根據秦嵐簡練而輕描淡寫的話語,再加上林昕自己發揮想象力,推測出半個月前飛星公主一行人遇襲後第十天,也就是自己被禍水男當做棺材板墊背跳下鷹愁澗的那二天,落鳳城中所發生的事。
御林軍虎賁衛中郎將秦嵐率五千勁卒,星夜啟程,每人雙騎輪換,千里路程兩日一夜即到,累死馬匹者數,方在第三日凌晨寅時三刻到達落鳳城。
聖旨在手,暢通無阻,休說雞未唱頭一遍,傳令官一路行來,高喊聖旨到,御林軍金鱗旗一亮,山頂千門次第開。半個時辰後,落鳳城城主府燈火通明,外府護衛,內府家眷千人依次排班,恭迎聖旨到來。
自五日前,慘案現場發現以後,城中即實行宵禁。故而軍隊列隊而入,鎧甲鏗鏘,馬蹄陣陣,城中卻是寂然無聲,唯城中平整的青石板路與馬蹄鐵清脆的叩擊聲回響在曙色里。
御林軍虎賁衛中郎將秦嵐,跨雪白獅子驄,平淡無奇乍眼一看絕不會讓人留下深刻印象的扁平臉上,向來只是低垂、光芒不露的眼眸,此時,在暮色的掩護下,驀然一睜,如此平凡的臉面,竟有一雙郎若寒星,幾乎能將人靈魂攝入其中的天青色眼眸。銀甲紅氅,魚鱗片甲的護腕、手套,將主人全身包裹得嚴嚴實實,他拿韁繩的手很穩,馬匹小跑著,行走在隊伍前段,一左一右各有偏將拱衛。唯獨鷹嘴兜鏊頭盔下,被火把跳躍不定的光芒照亮了的薄唇,抿成了一條直線,昭示他此刻內心的不平靜。
君要臣死,臣不得不死!天啟帝盛怒之下的旨意雖有不近情理之處,但誰也不敢在那種時刻逆鱗。秦嵐站在背光的台階上,漠然地看著傳旨宦官宣讀過旨意以後,落鳳城城主白氏內眷哭倒成一片,侍衛家丁群情聳動,悲憤難抑。未及片刻,叩頭請求開恩聲響成一片。那傳聖旨的小黃門是天啟帝身邊大太監的義子司禮監杜得福,這次的傳旨非同一般。說不上是禍是福,但皇帝一言一行,無不是謀劃周密,步步為營。痛失寵妃愛女是真,但借此要除掉如日中天,聲勢直逼皇帝直轄之御林軍,快要與四國名騎齊名的鳳翔騎之靈魂人物——落鳳城之第一百三十代城主白牧之,卻是事實。

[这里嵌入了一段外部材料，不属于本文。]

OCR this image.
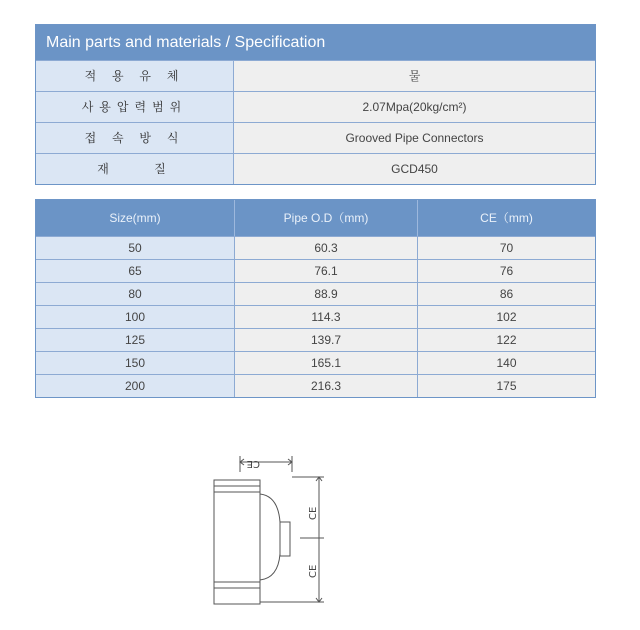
Main parts and materials / Specification
적 용 유 체	물
사용압력범위	2.07Mpa(20kg/cm²)
접 속 방 식	Grooved Pipe Connectors
재    질	GCD450
Size(mm)	Pipe O.D（mm)	CE（mm)
50	60.3	70
65	76.1	76
80	88.9	86
100	114.3	102
125	139.7	122
150	165.1	140
200	216.3	175
CE
CE
CE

低垂的眼簾,掩蓋了秦嵐目中的悲憫︰帝王臥榻之側豈容得他人鼾睡?白牧之十年來急速擴張的鳳翔騎已經讓天啟帝忌憚萬分,哪怕他素來對朝廷恭敬萬分,進貢無有不勤,甚至還將自己的妹子白倩柔送到皇宮,成了天啟帝的柔婕妤,也不能消除天啟帝的疑心。這一次的聖旨是一個試探,天啟帝並不認為白牧之會甘心伏誅,而一旦白牧之翻臉,這隨行而來的五千御林軍勁卒將血洗城主府,隨後趕到的御林軍副都統所率領的三萬大軍作為策應,必將落鳳城里應外合,如數拿下,那樣才是真正的收編鳳翔騎。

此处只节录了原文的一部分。